30点満点中17点=監5/話2/出4/芸3/技3

【誰の仕業か、そして、どう対応すべきか】
 TVマンのジョルジュ、出版社勤務のアンヌ、12歳になる息子のピエロからなるローラン家。ある日その玄関先に、血を吐く子どもの絵と1本のビデオテープが届けられる。映っているのは、彼らの家。以来、たびたび届けられる絵とビデオテープの中身は、次第にローラン家のプライバシーに踏み込んだものとなる。やがてジョルジュは、ひとりの人物を思い出す。子どもの頃に彼のウソによって追い出された使用人の息子マジッドだった。
(2005年 フランス/オーストリア/ドイツ/イタリア)

★ネタバレを含みます★

【衝撃と緊迫感と狂信と】
 いやはや、とんでもない映画もあったもんだ。
 という感想を抱かせることに加えて、鑑賞後に困惑と脱力感をもよおすところといい、結果ではなく過程を描く作劇ベクトルといい、観客を乗せて不時着させる豪腕といい、『殺人の追憶』と同じ遺伝子を持つ作品といえるだろう。

 最終的に「誰がビデオテープを送ったのか」は明らかにされない。DVDの特典映像で監督が述べている通り、観察者についてのWHOやWHYはさほど重要ではなく、あるいは観客個々が思索すればよいことで、本作で描きたかったのは脅迫された側、巻き込まれた人々のHOW。
 まさに、その思惑をまっとうする作りになっている。

 まずオープニングカットが衝撃的。この“はじまり”を観るだけでも価値のある映画かも知れない。しかも、こいつが後々になって効いてくる。いまわれわれが観ているのは送られてきた「ビデオテープの映像」なのか、それとも「映画」なのか、そんな不安感を与える構造的な仕掛けがスゴイ。
 さらに、ローラン家が味わっているのと同じ居心地の悪さと嫌悪感を、観客にもたっぷりと与え続ける。撮ろうと思っても撮れるもんじゃないニワトリのダンス、不意の血しぶき、生半可なホラーがケツをマクって逃げ出すエレベーター内の緊迫感と恐怖……。
 引き気味の画角が多いかと思えば、いざ寄ったときにはダニエル・オートゥイユもジュリエット・ビノシュも目一杯の演技をカメラに向かって叩きつける。セリフを聞かせずに「何が話されているか」を理解させる。ワンカットでダイニングの様子とワインを妻に注いでやる夫と親子のキスをうつしてローラン家のほぼすべてを拾い上げる。

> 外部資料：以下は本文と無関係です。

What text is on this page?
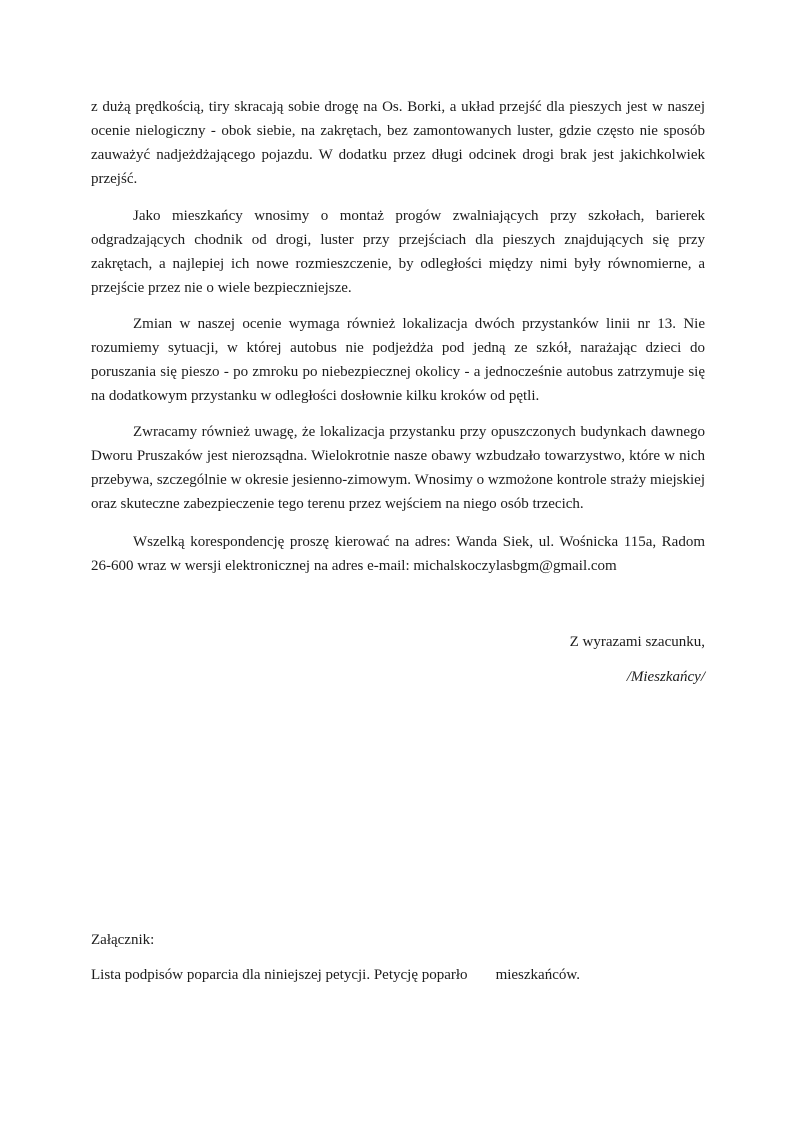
z dużą prędkością, tiry skracają sobie drogę na Os. Borki, a układ przejść dla pieszych jest w naszej ocenie nielogiczny - obok siebie, na zakrętach, bez zamontowanych luster, gdzie często nie sposób zauważyć nadjeżdżającego pojazdu. W dodatku przez długi odcinek drogi brak jest jakichkolwiek przejść.

Jako mieszkańcy wnosimy o montaż progów zwalniających przy szkołach, barierek odgradzających chodnik od drogi, luster przy przejściach dla pieszych znajdujących się przy zakrętach, a najlepiej ich nowe rozmieszczenie, by odległości między nimi były równomierne, a przejście przez nie o wiele bezpieczniejsze.

Zmian w naszej ocenie wymaga również lokalizacja dwóch przystanków linii nr 13. Nie rozumiemy sytuacji, w której autobus nie podjeżdża pod jedną ze szkół, narażając dzieci do poruszania się pieszo - po zmroku po niebezpiecznej okolicy - a jednocześnie autobus zatrzymuje się na dodatkowym przystanku w odległości dosłownie kilku kroków od pętli.

Zwracamy również uwagę, że lokalizacja przystanku przy opuszczonych budynkach dawnego Dworu Pruszaków jest nierozsądna. Wielokrotnie nasze obawy wzbudzało towarzystwo, które w nich przebywa, szczególnie w okresie jesienno-zimowym. Wnosimy o wzmożone kontrole straży miejskiej oraz skuteczne zabezpieczenie tego terenu przez wejściem na niego osób trzecich.

Wszelką korespondencję proszę kierować na adres: Wanda Siek, ul. Wośnicka 115a, Radom 26-600 wraz w wersji elektronicznej na adres e-mail: michalskoczylasbgm@gmail.com

Z wyrazami szacunku,

/Mieszkańcy/

Załącznik:

Lista podpisów poparcia dla niniejszej petycji. Petycję poparło mieszkańców.
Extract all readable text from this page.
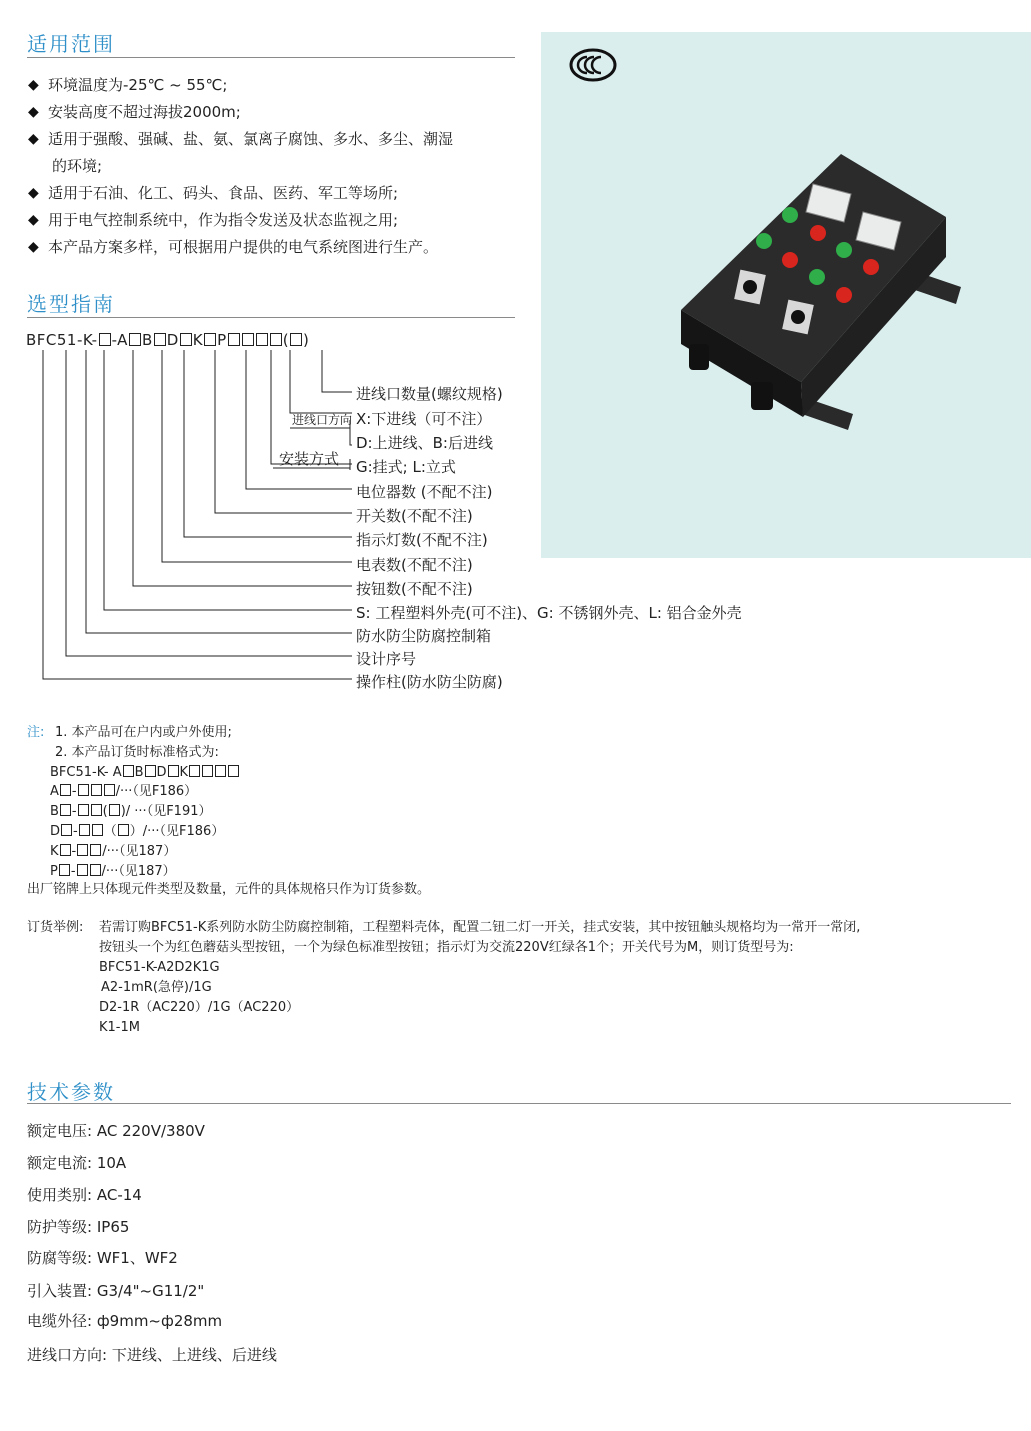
适用范围
◆ 环境温度为-25℃ ~ 55℃;
◆ 安装高度不超过海拔2000m;
◆ 适用于强酸、强碱、盐、氨、氯离子腐蚀、多水、多尘、潮湿
的环境;
◆ 适用于石油、化工、码头、食品、医药、军工等场所;
◆ 用于电气控制系统中，作为指令发送及状态监视之用;
◆ 本产品方案多样，可根据用户提供的电气系统图进行生产。
选型指南
BFC51-K- -A B D K P	( )
进线口数量(螺纹规格)
X:下进线（可不注）
D:上进线、B:后进线
G:挂式; L:立式
电位器数 (不配不注)
开关数(不配不注)
指示灯数(不配不注)
电表数(不配不注)
按钮数(不配不注)
S: 工程塑料外壳(可不注)、G: 不锈钢外壳、L: 铝合金外壳
防水防尘防腐控制箱
设计序号
操作柱(防水防尘防腐)
进线口方向
安装方式
注: 1. 本产品可在户内或户外使用;
2. 本产品订货时标准格式为:
BFC51-K- A B D K
A -	/···（见F186）
B - ( )/ ···（见F191）
D - （ ）/···（见F186）
K - /···（见187）
P - /···（见187）
出厂铭牌上只体现元件类型及数量，元件的具体规格只作为订货参数。
订货举例: 若需订购BFC51-K系列防水防尘防腐控制箱，工程塑料壳体，配置二钮二灯一开关，挂式安装，其中按钮触头规格均为一常开一常闭,
按钮头一个为红色蘑菇头型按钮，一个为绿色标准型按钮；指示灯为交流220V红绿各1个；开关代号为M，则订货型号为:
BFC51-K-A2D2K1G
A2-1mR(急停)/1G
D2-1R（AC220）/1G（AC220）
K1-1M
技术参数
额定电压: AC 220V/380V
额定电流: 10A
使用类别: AC-14
防护等级: IP65
防腐等级: WF1、WF2
引入装置: G3/4"~G11/2"
电缆外径: ф9mm~ф28mm
进线口方向: 下进线、上进线、后进线
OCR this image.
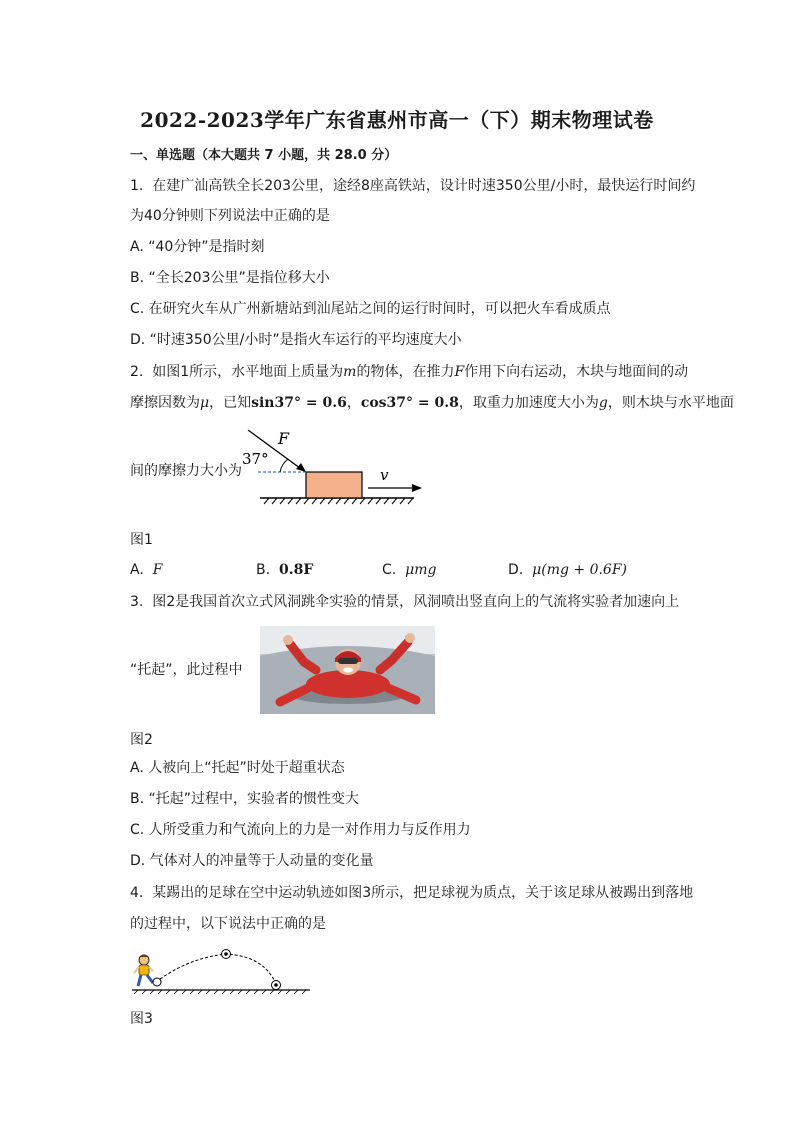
2022-2023学年广东省惠州市高一（下）期末物理试卷
一、单选题（本大题共 7 小题，共 28.0 分）
1.  在建广汕高铁全长203公里，途经8座高铁站，设计时速350公里/小时，最快运行时间约
为40分钟则下列说法中正确的是
A. “40分钟”是指时刻
B. “全长203公里”是指位移大小
C. 在研究火车从广州新塘站到汕尾站之间的运行时间时，可以把火车看成质点
D. “时速350公里/小时”是指火车运行的平均速度大小
2.  如图1所示，水平地面上质量为m的物体，在推力F作用下向右运动，木块与地面间的动
摩擦因数为μ，已知sin37° = 0.6，cos37° = 0.8，取重力加速度大小为g，则木块与水平地面
间的摩擦力大小为
37°
F
v
图1
A. F	B. 0.8F	C. μmg	D. μ(mg + 0.6F)
3.  图2是我国首次立式风洞跳伞实验的情景，风洞喷出竖直向上的气流将实验者加速向上
“托起”，此过程中
图2
A. 人被向上“托起”时处于超重状态
B. “托起”过程中，实验者的惯性变大
C. 人所受重力和气流向上的力是一对作用力与反作用力
D. 气体对人的冲量等于人动量的变化量
4.  某踢出的足球在空中运动轨迹如图3所示，把足球视为质点，关于该足球从被踢出到落地
的过程中，以下说法中正确的是
图3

 流れる時間はイライラするほど緩やかなのに、映画における重要なピース=音楽を一切排しているのに、決して薄味にはならず、ギシギシと音を立てるかのような密度の濃いシーンが続く。
 これはもう、自分のやっていることに確信(あるいは狂信)を持っているものにしか撮れない映画だ。

 面白いわけじゃない。カタルシスなどあったもんじゃない。また、例によって観客にゲタを「預けすぎる」作品はどうしても好きにはなれない。
 だが、時間の流れと人の動きとカメラの動きとを完璧にコントロールすることで“映画”が生まれるという事実を、再認識させてくれる意義ある作品ではある。